Skip to main content

GCP Dataproc Cluster

A Google Cloud Dataproc Cluster is a managed group of Compute Engine virtual machines configured to run big-data workloads such as Apache Hadoop, Spark, Hive and Presto. Dataproc abstracts away the operational overhead of provisioning, configuring and scaling the underlying infrastructure, allowing you to launch fully-featured clusters in minutes and shut them down just as quickly.
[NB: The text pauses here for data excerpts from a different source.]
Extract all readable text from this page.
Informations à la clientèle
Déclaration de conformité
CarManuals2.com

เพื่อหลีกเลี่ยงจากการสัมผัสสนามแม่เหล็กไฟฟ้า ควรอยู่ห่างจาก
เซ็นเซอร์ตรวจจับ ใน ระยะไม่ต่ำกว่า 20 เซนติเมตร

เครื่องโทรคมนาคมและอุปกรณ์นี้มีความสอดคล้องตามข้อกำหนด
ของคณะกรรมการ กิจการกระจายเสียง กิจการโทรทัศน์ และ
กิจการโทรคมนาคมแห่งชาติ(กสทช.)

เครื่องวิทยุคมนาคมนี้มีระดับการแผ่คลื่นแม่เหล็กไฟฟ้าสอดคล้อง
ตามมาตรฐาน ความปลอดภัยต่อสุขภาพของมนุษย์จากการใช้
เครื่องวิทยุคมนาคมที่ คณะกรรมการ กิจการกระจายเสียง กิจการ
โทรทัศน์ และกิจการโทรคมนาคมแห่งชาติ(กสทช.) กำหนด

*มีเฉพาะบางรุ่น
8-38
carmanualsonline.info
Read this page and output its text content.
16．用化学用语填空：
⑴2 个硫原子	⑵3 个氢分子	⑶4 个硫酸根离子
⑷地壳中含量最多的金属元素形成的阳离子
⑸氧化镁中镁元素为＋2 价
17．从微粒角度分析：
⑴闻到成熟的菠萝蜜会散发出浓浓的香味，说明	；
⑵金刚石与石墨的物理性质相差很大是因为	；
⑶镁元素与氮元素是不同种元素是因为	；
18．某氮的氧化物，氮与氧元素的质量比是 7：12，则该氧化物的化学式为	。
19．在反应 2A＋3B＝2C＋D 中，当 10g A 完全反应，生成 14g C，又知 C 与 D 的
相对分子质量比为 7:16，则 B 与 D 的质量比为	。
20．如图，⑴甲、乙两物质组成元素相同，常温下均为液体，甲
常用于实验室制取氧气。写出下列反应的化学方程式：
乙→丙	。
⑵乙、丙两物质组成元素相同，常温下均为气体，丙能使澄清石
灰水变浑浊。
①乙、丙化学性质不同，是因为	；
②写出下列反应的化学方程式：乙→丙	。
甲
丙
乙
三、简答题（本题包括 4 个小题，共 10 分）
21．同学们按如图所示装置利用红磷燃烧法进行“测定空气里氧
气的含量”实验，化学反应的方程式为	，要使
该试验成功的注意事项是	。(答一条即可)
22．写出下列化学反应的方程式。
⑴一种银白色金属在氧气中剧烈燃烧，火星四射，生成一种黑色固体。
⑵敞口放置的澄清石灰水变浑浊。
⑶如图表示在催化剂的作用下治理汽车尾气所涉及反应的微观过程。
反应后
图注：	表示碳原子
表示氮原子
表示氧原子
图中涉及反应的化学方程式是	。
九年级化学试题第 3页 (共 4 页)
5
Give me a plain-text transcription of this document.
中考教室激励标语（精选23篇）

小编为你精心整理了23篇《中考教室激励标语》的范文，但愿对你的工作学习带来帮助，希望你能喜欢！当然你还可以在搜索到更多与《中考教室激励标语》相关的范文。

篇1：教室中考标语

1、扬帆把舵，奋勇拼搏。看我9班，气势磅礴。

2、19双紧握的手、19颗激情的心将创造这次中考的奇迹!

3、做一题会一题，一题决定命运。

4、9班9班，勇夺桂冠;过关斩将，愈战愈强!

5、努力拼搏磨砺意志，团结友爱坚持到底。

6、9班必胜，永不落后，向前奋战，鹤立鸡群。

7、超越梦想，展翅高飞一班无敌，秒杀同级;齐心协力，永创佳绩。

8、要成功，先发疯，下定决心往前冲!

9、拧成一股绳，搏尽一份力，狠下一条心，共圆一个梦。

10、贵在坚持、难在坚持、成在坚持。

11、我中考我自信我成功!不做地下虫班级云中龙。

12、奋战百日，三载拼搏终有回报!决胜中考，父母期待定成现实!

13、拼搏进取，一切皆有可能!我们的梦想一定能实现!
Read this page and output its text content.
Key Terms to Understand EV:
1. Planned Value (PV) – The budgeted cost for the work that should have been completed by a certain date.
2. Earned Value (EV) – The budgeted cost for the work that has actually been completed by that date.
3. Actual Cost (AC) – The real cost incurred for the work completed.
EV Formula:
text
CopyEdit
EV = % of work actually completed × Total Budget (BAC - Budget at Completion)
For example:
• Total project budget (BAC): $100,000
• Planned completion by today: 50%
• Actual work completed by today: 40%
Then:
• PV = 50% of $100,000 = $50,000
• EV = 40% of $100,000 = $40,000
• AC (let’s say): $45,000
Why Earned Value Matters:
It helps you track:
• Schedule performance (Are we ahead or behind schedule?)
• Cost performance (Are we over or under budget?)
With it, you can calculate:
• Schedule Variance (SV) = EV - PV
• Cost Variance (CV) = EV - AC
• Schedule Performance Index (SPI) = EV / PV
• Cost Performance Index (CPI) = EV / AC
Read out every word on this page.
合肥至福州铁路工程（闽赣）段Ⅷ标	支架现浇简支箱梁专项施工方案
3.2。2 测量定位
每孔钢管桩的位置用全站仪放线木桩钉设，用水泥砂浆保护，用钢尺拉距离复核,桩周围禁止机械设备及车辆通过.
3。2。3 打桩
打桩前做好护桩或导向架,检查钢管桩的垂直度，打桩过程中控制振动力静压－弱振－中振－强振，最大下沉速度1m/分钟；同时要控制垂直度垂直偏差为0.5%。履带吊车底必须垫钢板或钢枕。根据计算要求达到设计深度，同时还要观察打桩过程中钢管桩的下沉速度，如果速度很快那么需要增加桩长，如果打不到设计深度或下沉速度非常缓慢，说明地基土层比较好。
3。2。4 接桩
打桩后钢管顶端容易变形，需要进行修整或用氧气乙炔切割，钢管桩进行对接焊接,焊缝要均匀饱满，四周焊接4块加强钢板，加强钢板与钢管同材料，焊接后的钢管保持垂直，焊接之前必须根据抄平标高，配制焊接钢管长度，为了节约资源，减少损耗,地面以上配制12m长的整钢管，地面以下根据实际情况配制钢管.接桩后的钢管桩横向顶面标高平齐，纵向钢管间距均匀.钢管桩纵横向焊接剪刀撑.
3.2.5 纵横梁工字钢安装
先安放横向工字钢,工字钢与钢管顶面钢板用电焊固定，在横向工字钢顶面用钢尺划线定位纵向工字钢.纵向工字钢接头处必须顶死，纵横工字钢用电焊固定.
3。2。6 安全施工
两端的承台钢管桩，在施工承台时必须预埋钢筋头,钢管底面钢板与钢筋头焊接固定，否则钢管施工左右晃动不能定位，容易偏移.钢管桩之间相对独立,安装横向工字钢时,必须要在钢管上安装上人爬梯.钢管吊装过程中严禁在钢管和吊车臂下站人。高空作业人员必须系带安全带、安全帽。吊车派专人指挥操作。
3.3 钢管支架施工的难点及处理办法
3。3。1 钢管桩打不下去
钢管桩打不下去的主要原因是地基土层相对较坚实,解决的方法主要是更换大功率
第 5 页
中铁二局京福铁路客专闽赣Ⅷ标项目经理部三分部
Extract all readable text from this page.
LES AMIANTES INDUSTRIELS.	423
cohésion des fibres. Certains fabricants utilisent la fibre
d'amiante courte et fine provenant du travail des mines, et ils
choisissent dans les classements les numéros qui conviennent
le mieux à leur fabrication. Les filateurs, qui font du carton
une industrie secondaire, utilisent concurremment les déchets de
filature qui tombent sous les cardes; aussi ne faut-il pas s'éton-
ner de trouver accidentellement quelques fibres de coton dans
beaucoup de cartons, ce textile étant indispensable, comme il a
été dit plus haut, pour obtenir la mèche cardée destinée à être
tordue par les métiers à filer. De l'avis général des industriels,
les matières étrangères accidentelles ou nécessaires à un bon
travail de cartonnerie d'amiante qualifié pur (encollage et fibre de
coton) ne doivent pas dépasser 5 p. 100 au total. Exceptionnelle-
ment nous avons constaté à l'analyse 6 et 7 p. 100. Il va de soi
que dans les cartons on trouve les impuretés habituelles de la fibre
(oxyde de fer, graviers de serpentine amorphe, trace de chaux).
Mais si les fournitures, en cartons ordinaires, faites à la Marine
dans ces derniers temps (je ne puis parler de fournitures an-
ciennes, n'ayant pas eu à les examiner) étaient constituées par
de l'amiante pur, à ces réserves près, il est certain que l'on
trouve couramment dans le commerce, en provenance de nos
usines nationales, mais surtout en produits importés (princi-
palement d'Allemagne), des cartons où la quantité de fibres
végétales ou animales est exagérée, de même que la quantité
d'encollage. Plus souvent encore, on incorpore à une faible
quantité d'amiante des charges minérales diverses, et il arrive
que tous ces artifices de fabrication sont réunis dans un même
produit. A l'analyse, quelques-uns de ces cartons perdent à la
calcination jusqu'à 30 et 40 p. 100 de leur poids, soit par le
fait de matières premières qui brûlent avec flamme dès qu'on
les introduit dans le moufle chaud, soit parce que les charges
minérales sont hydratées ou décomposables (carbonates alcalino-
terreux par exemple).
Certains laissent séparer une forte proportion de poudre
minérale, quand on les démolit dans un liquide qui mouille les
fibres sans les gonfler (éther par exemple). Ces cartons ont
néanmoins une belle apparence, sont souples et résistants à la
See the official documentation for full details: https://cloud.google.com/dataproc/docs/concepts/overview

Terrafrom Mappings:

  • google_dataproc_cluster.name

Supported Methods​

  • GET: Get a gcp-dataproc-cluster by its "name"
  • LIST: List all gcp-dataproc-cluster
  • SEARCH

gcp-cloud-kms-crypto-key​

If customer-managed encryption keys (CMEK) are enabled, a Dataproc Cluster references a Cloud KMS Crypto Key to encrypt the persistent disks attached to its virtual machines.

gcp-compute-image​

Each node in a Dataproc Cluster boots from a specific Compute Engine image (e.g., a Dataproc-prebuilt image or a custom image), so the cluster has a dependency on that image.

gcp-compute-instance-group-manager​

Dataproc automatically creates Managed Instance Groups (MIGs) for the primary, worker and optional secondary-worker node pools; these MIGs are children of the Dataproc Cluster.

gcp-compute-network​

The cluster’s VMs are attached to a particular VPC network, dictating their reachability, firewall rules and routing behaviour.

gcp-compute-node-group​

If the cluster is deployed on sole-tenant nodes, it is associated with a Compute Node Group that provides dedicated hardware isolation.

gcp-compute-subnetwork​

Within the selected VPC, the Dataproc Cluster attaches its instances to a specific subnetwork where IP addressing, Private Google Access and regional placement are defined.

gcp-container-cluster​

For Dataproc on GKE deployments, the Dataproc Cluster is layered on top of an existing Google Kubernetes Engine cluster, creating a parent–child relationship.

gcp-container-node-pool​

When running Dataproc on GKE, the workloads execute on one or more GKE node pools; the Dataproc service references these node pools for capacity.

gcp-dataproc-autoscaling-policy​

A Dataproc Cluster can be bound to an Autoscaling Policy that dynamically adjusts the number of worker nodes based on workload metrics.

gcp-dataproc-cluster​

Clusters can reference other clusters as templates or in workflows that orchestrate multiple clusters; Overmind represents these peer or predecessor relationships with a self-link.

gcp-iam-service-account​

The VMs within the cluster run under one or more IAM Service Accounts that grant them permissions to access other Google Cloud services.

gcp-storage-bucket​

During creation, the cluster specifies Cloud Storage buckets for staging, temp and log output, making those buckets upstream dependencies.